Low level rechunking
For minor adjustments (e.g., mostly along a single dimension), the more explicit SplitChunks()
and ConsolidateChunks()
are good options. They take a dict of desired chunk sizes as a parameter, which can also be -1
to indicate “no chunking” along a dimension:
inputs | xbeam.ConsolidateChunks({'x': -1})
[(Key(offsets={'x': 0, 'y': 0}, vars=None),
<xarray.Dataset>
Dimensions: (x: 8, y: 2)
Dimensions without coordinates: x, y
Data variables:
foo (x, y) int64 0 1 2 3 4 5 6 7 8 9 10 11 12 13 14 15
bar (x, y) int64 100 101 102 103 104 105 ... 110 111 112 113 114 115)]
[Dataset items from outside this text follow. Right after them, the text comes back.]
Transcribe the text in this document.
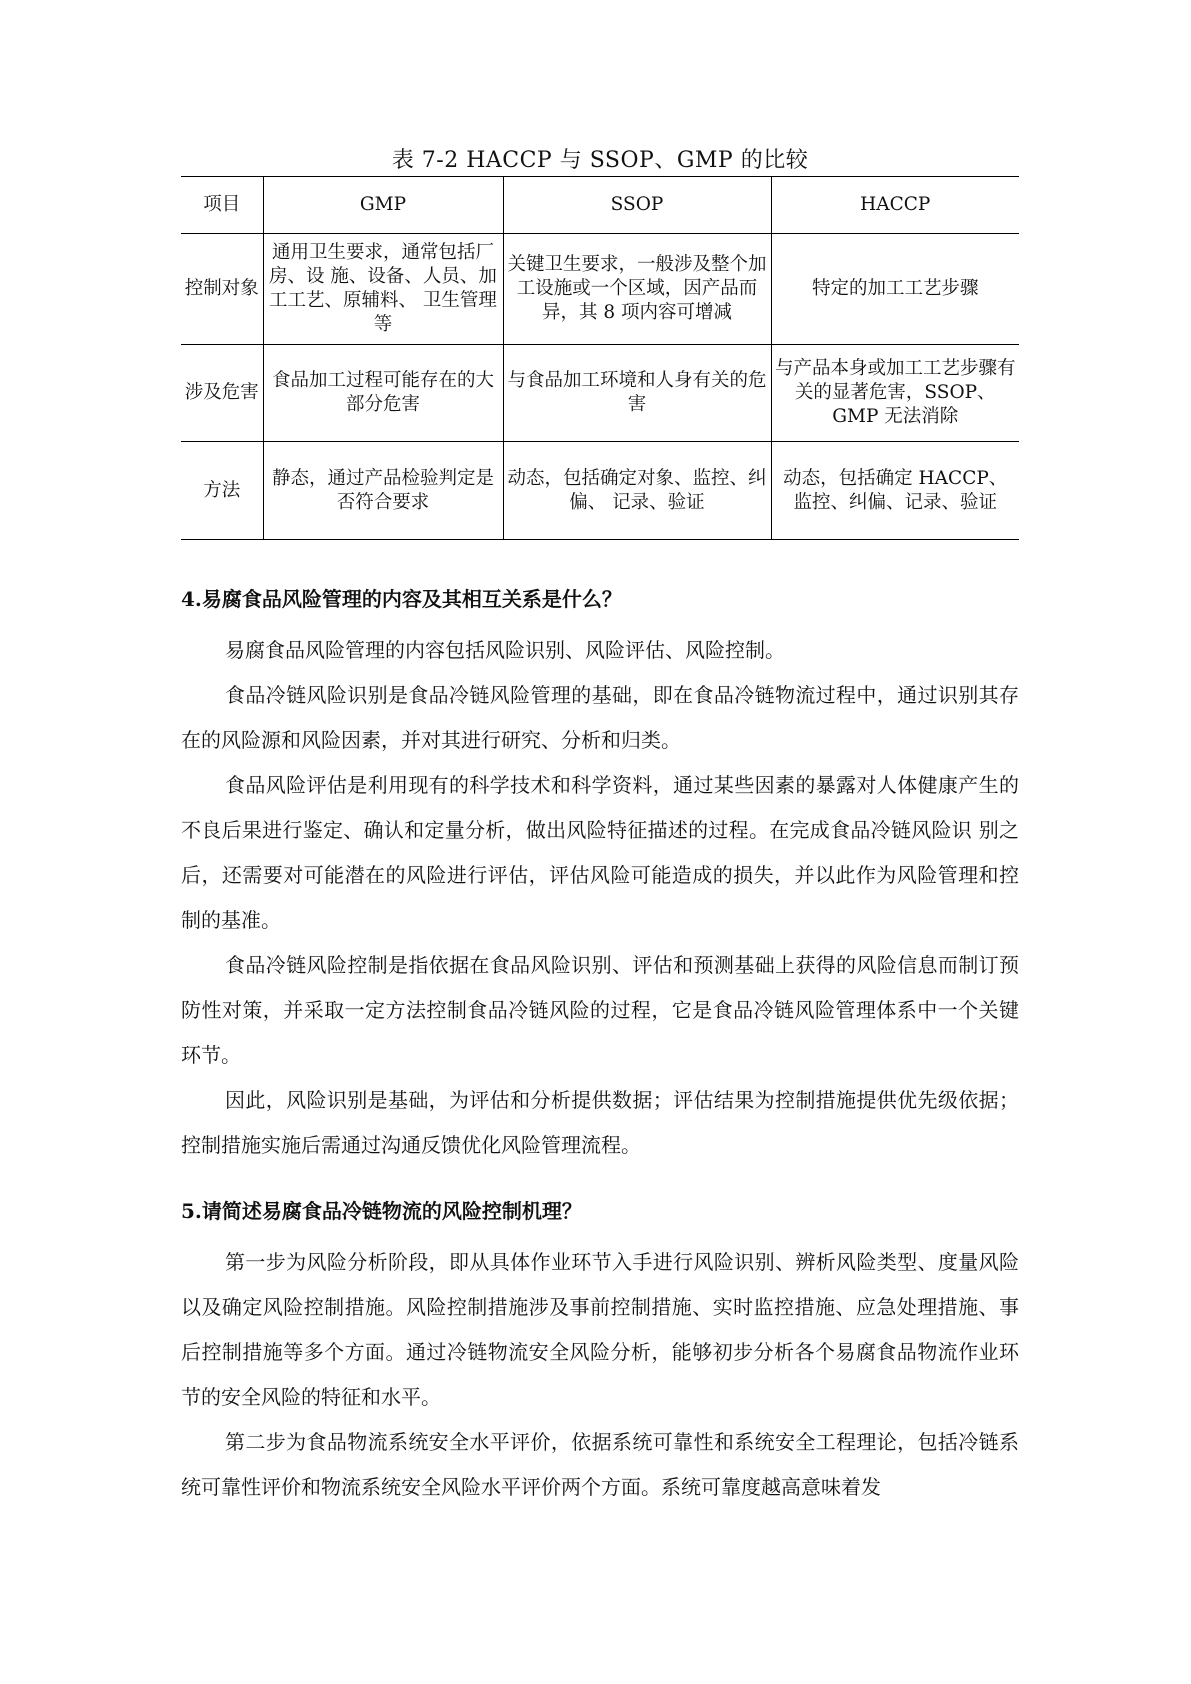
表 7-2 HACCP 与 SSOP、GMP 的比较
项目	GMP	SSOP	HACCP
控制对象	通用卫生要求，通常包括厂房、设 施、设备、人员、加工工艺、原辅料、 卫生管理等	关键卫生要求，一般涉及整个加 工设施或一个区域，因产品而异，其 8 项内容可增减	特定的加工工艺步骤
涉及危害	食品加工过程可能存在的大部分危害	与食品加工环境和人身有关的危害	与产品本身或加工工艺步骤有关的显著危害，SSOP、GMP 无法消除
方法	静态，通过产品检验判定是否符合要求	动态，包括确定对象、监控、纠偏、 记录、验证	动态，包括确定 HACCP、监控、纠偏、记录、验证
4.易腐食品风险管理的内容及其相互关系是什么？

易腐食品风险管理的内容包括风险识别、风险评估、风险控制。

食品冷链风险识别是食品冷链风险管理的基础，即在食品冷链物流过程中，通过识别其存在的风险源和风险因素，并对其进行研究、分析和归类。

食品风险评估是利用现有的科学技术和科学资料，通过某些因素的暴露对人体健康产生的不良后果进行鉴定、确认和定量分析，做出风险特征描述的过程。在完成食品冷链风险识 别之后，还需要对可能潜在的风险进行评估，评估风险可能造成的损失，并以此作为风险管理和控制的基准。

食品冷链风险控制是指依据在食品风险识别、评估和预测基础上获得的风险信息而制订预防性对策，并采取一定方法控制食品冷链风险的过程，它是食品冷链风险管理体系中一个关键环节。

因此，风险识别是基础，为评估和分析提供数据；评估结果为控制措施提供优先级依据；控制措施实施后需通过沟通反馈优化风险管理流程。

5.请简述易腐食品冷链物流的风险控制机理？

第一步为风险分析阶段，即从具体作业环节入手进行风险识别、辨析风险类型、度量风险以及确定风险控制措施。风险控制措施涉及事前控制措施、实时监控措施、应急处理措施、事后控制措施等多个方面。通过冷链物流安全风险分析，能够初步分析各个易腐食品物流作业环节的安全风险的特征和水平。

第二步为食品物流系统安全水平评价，依据系统可靠性和系统安全工程理论，包括冷链系统可靠性评价和物流系统安全风险水平评价两个方面。系统可靠度越高意味着发
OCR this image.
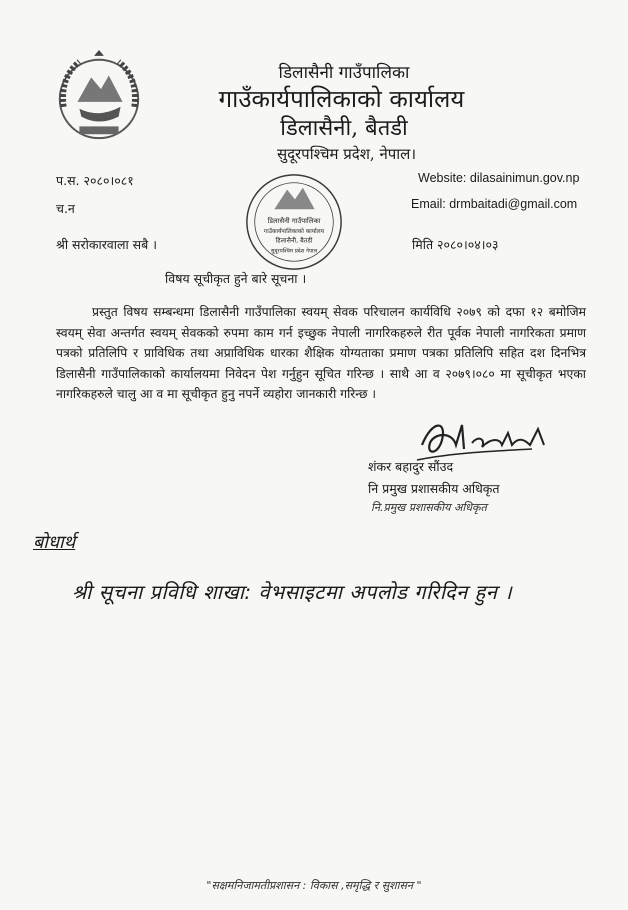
डिलासैनी गाउँपालिका
गाउँकार्यपालिकाको कार्यालय
डिलासैनी, बैतडी
सुदूरपश्चिम प्रदेश, नेपाल।
प.स. २०८०।०८१
च.न
Website: dilasainimun.gov.np
Email: drmbaitadi@gmail.com
श्री सरोकारवाला सबै ।	मिति २०८०।०४।०३
डिलासैनी गाउँपालिका
गाउँकार्यपालिकाको कार्यालय
डिलासैनी, बैतडी
सुदूरपश्चिम प्रदेश नेपाल
विषय सूचीकृत हुने बारे सूचना ।
प्रस्तुत विषय सम्बन्धमा डिलासैनी गाउँपालिका स्वयम् सेवक परिचालन कार्यविधि २०७९ को दफा १२ बमोजिम स्वयम् सेवा अन्तर्गत स्वयम् सेवकको रुपमा काम गर्न इच्छुक नेपाली नागरिकहरुले रीत पूर्वक नेपाली नागरिकता प्रमाण पत्रको प्रतिलिपि र प्राविधिक तथा अप्राविधिक धारका शैक्षिक योग्यताका प्रमाण पत्रका प्रतिलिपि सहित दश दिनभित्र डिलासैनी गाउँपालिकाको कार्यालयमा निवेदन पेश गर्नुहुन सूचित गरिन्छ । साथै आ व २०७९।०८० मा सूचीकृत भएका नागरिकहरुले चालु आ व मा सूचीकृत हुनु नपर्ने व्यहोरा जानकारी गरिन्छ ।
शंकर बहादुर सौंउद
नि प्रमुख प्रशासकीय अधिकृत
नि.प्रमुख प्रशासकीय अधिकृत
बोधार्थ
श्री सूचना प्रविधि शाखा: वेभसाइटमा अपलोड गरिदिन हुन ।
"सक्षमनिजामतीप्रशासन : विकास ,समृद्धि र सुशासन "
Note that because these transformations only split or consolidate, they cannot necessary fully rechunk a dataset in a single step if the new chunk sizes are not multiples of old chunks (with consolidate) or do not even divide the old chunks (with split), e.g.,
inputs | xbeam.SplitChunks({'x': 5}) # notice that the first two chunks are still separate!
[(Key(offsets={'x': 0, 'y': 0}, vars=None),
<xarray.Dataset>
Dimensions: (x: 4, y: 2)
Dimensions without coordinates: x, y
Data variables:
foo (x, y) int64 0 1 2 3 4 5 6 7
bar (x, y) int64 100 101 102 103 104 105 106 107),
(Key(offsets={'x': 4, 'y': 0}, vars=None),
<xarray.Dataset>
Dimensions: (x: 1, y: 2)
Dimensions without coordinates: x, y
Data variables:
foo (x, y) int64 8 9
bar (x, y) int64 108 109),
(Key(offsets={'x': 5, 'y': 0}, vars=None),
<xarray.Dataset>
Dimensions: (x: 3, y: 2)
Dimensions without coordinates: x, y
Data variables:
foo (x, y) int64 10 11 12 13 14 15
bar (x, y) int64 110 111 112 113 114 115)]
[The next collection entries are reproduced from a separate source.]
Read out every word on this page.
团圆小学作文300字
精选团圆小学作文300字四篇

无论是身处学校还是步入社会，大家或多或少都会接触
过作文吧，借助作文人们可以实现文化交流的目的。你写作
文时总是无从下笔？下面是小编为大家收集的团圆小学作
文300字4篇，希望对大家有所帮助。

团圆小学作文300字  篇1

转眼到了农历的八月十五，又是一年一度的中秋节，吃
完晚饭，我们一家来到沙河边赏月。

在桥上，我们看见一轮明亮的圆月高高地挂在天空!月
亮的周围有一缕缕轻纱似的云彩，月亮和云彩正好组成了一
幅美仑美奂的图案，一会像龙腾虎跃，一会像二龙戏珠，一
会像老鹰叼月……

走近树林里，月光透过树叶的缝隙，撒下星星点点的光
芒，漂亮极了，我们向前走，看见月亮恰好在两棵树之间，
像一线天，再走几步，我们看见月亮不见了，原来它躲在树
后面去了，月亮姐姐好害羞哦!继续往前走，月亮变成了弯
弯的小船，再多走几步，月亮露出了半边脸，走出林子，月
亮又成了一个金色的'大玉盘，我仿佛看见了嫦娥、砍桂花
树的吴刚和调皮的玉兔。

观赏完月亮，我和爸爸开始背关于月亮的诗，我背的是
For such uneven cases, you’ll need to use split followed by consolidate:
inputs | xbeam.SplitChunks({'x': 5}) | xbeam.ConsolidateChunks({'x': 5})
[(Key(offsets={'x': 0, 'y': 0}, vars=None),
<xarray.Dataset>
Dimensions: (x: 5, y: 2)
Dimensions without coordinates: x, y
Data variables:
foo (x, y) int64 0 1 2 3 4 5 6 7 8 9
bar (x, y) int64 100 101 102 103 104 105 106 107 108 109),
(Key(offsets={'x': 5, 'y': 0}, vars=None),
<xarray.Dataset>
Dimensions: (x: 3, y: 2)
Dimensions without coordinates: x, y
Data variables:
foo (x, y) int64 10 11 12 13 14 15
bar (x, y) int64 110 111 112 113 114 115)]
High level rechunking
Alternatively, the high-level Rechunk()
method applies multiple split and consolidate steps based on the Rechunker algorithm:
inputs | xbeam.Rechunk(dim_sizes={'x': 6}, source_chunks={'x': 3}, target_chunks={'x': 5}, itemsize=8)
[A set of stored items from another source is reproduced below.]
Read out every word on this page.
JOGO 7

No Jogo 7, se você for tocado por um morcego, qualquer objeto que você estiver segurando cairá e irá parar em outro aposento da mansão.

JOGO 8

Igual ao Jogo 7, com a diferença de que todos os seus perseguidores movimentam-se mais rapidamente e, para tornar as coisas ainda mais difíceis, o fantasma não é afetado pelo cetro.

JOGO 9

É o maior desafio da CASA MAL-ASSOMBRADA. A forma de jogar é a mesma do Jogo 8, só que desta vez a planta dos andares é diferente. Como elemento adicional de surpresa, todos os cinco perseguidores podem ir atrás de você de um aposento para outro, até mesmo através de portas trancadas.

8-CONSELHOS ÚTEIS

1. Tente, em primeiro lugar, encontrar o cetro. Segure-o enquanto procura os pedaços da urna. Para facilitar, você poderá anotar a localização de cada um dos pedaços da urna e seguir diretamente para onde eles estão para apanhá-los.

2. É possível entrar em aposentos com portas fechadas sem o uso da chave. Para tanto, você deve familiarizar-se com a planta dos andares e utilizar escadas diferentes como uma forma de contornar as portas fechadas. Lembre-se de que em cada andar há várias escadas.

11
[(Key(offsets={'x': 0, 'y': 0}, vars=None),
<xarray.Dataset>
Dimensions: (x: 5, y: 2)
Dimensions without coordinates: x, y
Data variables:
foo (x, y) int64 0 1 2 3 4 5 6 7 8 9
bar (x, y) int64 100 101 102 103 104 105 106 107 108 109),
(Key(offsets={'x': 5, 'y': 0}, vars=None),
<xarray.Dataset>
Dimensions: (x: 3, y: 2)
Dimensions without coordinates: x, y
Data variables:
foo (x, y) int64 10 11 12 13 14 15
bar (x, y) int64 110 111 112 113 114 115)]
Rechunk
requires specifying a few more parameters, but based on that information it can be much more efficient for more complex rechunking tasks, particular in cases where data needs to be distributed into a very different shape (e.g., distributing a matrix across rows vs. columns).
The naive “splitting” approach in such cases may divide datasets into extremely small tasks corresponding to individual array elements, which adds a huge amount of overhead.